20. Now, it is true that the proviso to Sub-section (2) of Section 3 prevents retrospective extension of the State Rent Act beyond January 26, 1950 even if the said Act happens to be of 1947 and Cantonment areas in dispute happen to have been established long before it. It is a moot question if this also places any identical limitation on the fictional retrospective extension contemplated under Sub-section (4) of Section 3. It is unnecessary to deal with it as it does not arise in this case, nor the question of the validity of any decree passed before January 26, 1950 in respect of any house in such Cantonment area is conceivably likely to arise at this distance of time.
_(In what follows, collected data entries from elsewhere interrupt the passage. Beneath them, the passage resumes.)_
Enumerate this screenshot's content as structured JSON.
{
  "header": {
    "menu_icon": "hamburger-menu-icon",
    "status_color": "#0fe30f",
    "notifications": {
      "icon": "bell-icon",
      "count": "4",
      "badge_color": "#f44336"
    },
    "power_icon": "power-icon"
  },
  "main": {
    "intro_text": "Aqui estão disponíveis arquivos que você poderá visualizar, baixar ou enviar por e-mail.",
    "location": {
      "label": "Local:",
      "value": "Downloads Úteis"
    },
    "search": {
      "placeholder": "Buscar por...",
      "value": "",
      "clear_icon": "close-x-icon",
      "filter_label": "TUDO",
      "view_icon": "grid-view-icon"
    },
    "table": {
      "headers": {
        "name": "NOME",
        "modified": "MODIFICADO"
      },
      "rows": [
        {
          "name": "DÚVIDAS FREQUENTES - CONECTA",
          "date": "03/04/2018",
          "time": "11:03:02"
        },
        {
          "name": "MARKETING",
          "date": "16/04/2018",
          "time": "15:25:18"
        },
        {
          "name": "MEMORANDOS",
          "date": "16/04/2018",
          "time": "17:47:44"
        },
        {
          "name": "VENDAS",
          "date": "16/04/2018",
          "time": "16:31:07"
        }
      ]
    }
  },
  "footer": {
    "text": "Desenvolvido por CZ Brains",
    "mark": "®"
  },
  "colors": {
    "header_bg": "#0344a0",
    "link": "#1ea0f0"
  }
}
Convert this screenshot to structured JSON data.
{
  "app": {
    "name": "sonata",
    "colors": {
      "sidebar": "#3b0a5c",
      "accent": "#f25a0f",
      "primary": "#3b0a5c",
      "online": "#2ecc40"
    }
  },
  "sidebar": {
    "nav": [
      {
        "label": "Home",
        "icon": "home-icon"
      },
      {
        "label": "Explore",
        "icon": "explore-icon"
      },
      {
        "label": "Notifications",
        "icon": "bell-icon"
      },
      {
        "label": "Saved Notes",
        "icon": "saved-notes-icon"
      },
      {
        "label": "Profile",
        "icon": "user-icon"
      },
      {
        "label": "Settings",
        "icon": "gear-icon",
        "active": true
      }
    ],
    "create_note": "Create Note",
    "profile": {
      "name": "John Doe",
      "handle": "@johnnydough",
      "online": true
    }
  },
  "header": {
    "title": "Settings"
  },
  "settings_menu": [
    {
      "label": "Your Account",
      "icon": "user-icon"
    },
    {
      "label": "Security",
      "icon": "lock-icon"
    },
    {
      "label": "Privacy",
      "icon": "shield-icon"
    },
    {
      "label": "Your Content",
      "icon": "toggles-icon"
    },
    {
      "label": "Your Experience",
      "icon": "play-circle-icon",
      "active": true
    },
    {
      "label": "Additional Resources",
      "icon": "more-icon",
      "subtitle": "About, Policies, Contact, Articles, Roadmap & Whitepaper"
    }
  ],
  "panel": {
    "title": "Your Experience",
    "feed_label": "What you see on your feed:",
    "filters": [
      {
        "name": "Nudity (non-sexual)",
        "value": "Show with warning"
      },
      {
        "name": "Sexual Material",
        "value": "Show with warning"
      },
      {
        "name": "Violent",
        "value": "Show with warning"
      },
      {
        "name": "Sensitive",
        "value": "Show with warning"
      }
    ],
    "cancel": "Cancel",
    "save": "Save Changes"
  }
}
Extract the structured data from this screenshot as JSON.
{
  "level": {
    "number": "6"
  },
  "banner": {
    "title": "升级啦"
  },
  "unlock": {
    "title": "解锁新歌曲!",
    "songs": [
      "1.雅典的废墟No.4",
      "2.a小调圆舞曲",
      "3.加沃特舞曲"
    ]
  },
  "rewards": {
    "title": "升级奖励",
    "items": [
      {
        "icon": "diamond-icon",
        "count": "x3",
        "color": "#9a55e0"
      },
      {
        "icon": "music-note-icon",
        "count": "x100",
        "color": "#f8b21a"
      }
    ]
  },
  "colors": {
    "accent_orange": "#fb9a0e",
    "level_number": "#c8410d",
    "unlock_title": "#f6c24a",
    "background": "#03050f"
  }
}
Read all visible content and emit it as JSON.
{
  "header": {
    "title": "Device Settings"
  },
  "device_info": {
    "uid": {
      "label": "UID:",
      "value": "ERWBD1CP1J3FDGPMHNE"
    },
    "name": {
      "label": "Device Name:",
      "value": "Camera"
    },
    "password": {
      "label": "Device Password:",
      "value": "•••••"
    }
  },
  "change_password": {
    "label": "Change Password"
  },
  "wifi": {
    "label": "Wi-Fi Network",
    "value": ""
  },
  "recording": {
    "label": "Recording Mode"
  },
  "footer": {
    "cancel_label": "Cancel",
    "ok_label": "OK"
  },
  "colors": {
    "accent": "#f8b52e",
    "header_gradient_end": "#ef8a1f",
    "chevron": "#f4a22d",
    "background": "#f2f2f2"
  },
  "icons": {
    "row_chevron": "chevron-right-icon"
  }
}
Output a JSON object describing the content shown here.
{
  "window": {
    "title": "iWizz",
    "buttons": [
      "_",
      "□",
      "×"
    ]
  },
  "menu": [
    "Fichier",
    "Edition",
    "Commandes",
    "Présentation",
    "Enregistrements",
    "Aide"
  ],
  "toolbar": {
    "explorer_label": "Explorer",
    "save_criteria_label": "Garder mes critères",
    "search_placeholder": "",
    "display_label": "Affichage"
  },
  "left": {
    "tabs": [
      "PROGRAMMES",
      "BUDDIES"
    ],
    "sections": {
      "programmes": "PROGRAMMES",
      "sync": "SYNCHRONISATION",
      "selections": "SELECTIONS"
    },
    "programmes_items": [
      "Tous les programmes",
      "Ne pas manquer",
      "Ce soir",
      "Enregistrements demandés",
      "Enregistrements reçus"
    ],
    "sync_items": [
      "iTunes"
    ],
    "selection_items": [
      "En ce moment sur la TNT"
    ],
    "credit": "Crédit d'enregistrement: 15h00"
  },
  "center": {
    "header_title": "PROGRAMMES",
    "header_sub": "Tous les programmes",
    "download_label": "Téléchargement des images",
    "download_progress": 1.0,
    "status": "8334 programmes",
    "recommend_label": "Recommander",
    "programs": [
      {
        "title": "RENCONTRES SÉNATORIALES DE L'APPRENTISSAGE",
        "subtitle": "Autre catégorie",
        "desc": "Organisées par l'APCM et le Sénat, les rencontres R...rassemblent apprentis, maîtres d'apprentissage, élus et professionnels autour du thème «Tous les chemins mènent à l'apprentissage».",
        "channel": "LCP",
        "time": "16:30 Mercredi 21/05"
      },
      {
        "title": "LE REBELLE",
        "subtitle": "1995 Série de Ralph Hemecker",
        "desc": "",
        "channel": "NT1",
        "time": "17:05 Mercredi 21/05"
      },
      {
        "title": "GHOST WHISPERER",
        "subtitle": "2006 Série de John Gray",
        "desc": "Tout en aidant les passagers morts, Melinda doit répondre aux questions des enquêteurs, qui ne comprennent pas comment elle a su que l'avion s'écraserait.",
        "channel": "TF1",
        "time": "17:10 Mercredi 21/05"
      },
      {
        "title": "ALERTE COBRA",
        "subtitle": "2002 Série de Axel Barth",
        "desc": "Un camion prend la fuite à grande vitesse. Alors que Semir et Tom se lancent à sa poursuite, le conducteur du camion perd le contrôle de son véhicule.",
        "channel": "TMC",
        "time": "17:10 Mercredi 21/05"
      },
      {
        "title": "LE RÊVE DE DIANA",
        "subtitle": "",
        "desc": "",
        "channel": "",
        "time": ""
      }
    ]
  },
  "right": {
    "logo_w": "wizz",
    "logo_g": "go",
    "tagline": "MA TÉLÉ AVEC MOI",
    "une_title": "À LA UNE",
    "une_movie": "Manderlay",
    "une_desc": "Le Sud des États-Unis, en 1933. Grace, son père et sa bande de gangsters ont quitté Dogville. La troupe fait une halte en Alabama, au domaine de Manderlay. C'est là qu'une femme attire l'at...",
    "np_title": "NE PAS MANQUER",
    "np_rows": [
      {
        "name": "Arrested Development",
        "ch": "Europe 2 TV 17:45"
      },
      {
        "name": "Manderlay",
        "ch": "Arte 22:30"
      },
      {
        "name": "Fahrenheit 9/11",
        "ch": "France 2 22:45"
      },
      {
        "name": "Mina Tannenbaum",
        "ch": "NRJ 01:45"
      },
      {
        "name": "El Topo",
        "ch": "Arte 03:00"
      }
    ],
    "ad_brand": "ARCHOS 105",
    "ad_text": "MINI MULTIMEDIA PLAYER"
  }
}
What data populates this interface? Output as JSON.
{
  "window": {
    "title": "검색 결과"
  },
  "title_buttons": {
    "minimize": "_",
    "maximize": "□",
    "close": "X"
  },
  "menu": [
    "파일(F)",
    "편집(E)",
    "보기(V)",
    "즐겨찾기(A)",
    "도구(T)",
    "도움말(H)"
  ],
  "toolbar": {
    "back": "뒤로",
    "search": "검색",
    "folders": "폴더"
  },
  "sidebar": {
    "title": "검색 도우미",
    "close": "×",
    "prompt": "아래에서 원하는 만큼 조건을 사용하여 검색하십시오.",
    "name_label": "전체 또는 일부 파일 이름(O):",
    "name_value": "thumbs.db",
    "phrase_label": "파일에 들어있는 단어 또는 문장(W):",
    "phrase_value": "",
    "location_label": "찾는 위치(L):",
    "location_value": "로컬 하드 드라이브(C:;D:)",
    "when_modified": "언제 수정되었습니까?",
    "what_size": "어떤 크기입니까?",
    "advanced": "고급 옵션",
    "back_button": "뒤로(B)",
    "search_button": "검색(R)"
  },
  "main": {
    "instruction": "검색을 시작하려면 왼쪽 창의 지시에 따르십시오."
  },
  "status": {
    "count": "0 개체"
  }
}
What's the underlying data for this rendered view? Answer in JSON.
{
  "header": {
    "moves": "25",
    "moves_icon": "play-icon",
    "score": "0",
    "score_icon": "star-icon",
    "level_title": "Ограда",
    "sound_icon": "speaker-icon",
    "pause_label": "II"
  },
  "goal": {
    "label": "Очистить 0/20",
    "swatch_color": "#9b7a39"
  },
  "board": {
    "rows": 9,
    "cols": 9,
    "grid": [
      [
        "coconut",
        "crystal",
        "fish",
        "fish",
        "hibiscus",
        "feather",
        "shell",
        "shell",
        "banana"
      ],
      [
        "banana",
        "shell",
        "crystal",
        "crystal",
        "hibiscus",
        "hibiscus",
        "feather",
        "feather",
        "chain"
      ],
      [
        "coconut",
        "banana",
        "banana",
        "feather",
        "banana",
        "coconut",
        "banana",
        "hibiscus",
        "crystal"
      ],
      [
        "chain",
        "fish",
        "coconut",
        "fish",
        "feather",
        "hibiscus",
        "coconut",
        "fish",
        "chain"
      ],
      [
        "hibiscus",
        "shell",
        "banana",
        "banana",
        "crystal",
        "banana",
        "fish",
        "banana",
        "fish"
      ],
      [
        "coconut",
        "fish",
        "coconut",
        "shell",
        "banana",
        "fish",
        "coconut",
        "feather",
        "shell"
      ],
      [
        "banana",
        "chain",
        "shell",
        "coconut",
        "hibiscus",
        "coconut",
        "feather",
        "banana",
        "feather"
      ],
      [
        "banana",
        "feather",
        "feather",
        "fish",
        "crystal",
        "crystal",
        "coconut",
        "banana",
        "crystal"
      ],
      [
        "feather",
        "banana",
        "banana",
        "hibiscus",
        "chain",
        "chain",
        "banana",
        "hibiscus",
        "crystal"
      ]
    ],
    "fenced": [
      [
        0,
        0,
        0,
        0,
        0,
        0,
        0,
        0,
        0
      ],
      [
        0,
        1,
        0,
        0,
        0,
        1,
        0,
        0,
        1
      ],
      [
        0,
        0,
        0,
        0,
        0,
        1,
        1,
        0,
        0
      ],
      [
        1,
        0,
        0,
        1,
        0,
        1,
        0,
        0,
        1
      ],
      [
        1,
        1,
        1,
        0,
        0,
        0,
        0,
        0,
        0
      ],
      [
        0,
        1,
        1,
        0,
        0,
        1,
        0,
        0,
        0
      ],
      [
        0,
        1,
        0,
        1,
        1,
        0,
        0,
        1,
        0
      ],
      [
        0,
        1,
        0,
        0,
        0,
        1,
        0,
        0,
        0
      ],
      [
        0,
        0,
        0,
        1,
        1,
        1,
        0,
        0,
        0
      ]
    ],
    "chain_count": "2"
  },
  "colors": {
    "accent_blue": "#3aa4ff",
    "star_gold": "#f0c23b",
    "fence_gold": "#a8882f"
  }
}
This much is clear to us that this limitation introduced by the proviso to Sub-section (2) of Section 3 has no bearing whatsoever on our above interpretation of Section 3(4) of the Act.

21. We are inclined thus to prefer the view of Shah J. and other two learned Judges in substance, to that of Chandurkar J. and to hold that the extension of the Rent Act by Notification dated December 27, 1969 is effective enough to bring into operation the validations and statutory fictions under Section 3(4) of the Act introduced subsequently by amendment in the Act. It is unnecessary to have any fresh notification extending the Act with any retrospective effect to invoke the same.

22. The rest of the judgment is not material to the report.